# Changing motorhome to Euramobil 770HS



## jasp (May 26, 2005)

Due to our new addition to our family (little boy 9 weeks old), we are trading in our Hymer S700G for a Euramobil 770HS.

The main reason for changing is the interior layout of the Euramobil suits us better with the new baby. We are picking it up tomorrow.

I am just after thoughts/comments on this model. What we have seen of it, it looks as well built as our Hymer.

Jason


----------



## mrbricolage (Jun 30, 2008)

I dont have that paticular model. I would say the build quality is excellent.
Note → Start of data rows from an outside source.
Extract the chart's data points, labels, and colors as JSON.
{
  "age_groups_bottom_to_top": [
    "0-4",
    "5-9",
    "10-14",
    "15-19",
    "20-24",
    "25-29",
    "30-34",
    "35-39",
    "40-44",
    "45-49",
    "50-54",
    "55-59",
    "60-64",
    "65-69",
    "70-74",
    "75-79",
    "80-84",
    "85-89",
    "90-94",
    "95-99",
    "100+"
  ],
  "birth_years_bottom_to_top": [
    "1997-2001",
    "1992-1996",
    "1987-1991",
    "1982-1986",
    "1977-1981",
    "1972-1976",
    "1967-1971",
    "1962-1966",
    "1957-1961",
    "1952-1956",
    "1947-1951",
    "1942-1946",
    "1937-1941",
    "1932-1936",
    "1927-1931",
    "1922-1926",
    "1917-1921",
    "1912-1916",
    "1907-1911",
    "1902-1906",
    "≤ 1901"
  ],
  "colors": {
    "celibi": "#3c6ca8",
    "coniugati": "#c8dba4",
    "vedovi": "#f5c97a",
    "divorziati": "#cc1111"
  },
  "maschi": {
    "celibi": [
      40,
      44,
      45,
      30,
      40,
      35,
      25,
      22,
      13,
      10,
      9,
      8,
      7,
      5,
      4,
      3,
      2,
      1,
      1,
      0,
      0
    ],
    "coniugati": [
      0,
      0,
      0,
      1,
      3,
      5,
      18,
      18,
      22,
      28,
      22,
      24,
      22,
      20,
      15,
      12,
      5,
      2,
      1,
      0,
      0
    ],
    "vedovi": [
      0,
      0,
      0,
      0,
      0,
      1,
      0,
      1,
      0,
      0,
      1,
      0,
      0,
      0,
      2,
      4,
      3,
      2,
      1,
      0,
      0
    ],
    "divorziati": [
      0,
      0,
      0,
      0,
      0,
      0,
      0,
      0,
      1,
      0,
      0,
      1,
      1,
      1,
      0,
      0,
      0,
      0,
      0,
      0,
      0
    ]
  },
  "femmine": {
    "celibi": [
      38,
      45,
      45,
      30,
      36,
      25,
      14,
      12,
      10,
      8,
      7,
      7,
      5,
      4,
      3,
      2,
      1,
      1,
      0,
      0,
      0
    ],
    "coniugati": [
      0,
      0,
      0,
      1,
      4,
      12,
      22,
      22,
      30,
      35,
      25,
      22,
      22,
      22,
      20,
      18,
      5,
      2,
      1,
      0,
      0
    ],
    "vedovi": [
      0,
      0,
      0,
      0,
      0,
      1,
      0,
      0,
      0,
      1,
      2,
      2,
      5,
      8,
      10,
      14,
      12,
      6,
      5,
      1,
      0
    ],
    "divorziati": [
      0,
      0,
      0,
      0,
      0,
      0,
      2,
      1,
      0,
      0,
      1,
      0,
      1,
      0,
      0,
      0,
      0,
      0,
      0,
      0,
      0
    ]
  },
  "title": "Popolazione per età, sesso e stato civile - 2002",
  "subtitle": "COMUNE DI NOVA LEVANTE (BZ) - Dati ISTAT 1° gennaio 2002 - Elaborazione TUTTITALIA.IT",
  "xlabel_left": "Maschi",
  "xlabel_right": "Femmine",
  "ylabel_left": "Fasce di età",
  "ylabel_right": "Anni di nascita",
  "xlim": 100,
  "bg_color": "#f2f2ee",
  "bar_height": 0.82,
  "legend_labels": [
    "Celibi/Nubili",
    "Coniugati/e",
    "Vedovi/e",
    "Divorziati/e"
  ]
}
Not sure where you got it from but I got mine from Oaktree and while they like to have the hardcore sales technique, which in my eye is never a good thing, they have generally been OK. Although a little slow in ordering parts.
If you are going anywhere for servicing RDH Services are highly recommended.
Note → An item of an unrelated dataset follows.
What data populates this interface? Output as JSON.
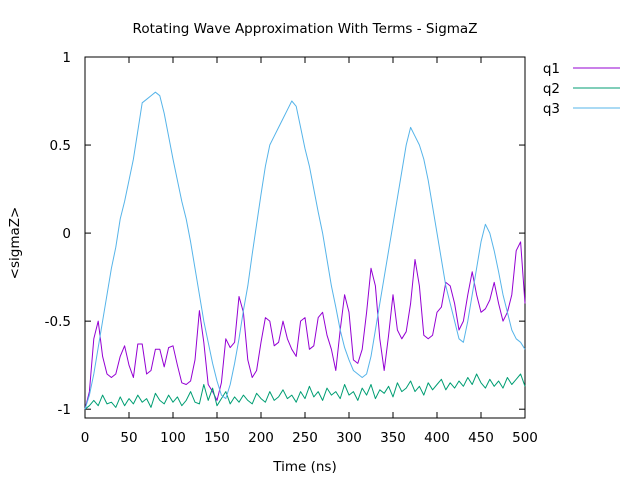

Also if you need anything from Euramobil their customer service department is excellent.


----------



## biggles777 (Jan 18, 2006)

Very happy with my Eura Mobil so far . I got it from Oaktree as well and agree with comments of previous post . Hope you enjoy your new acquisition . What did go wrong is the ducato bit , alternator and battery failure but both fixed under warranty by our local fiat commercial vehicle people .


----------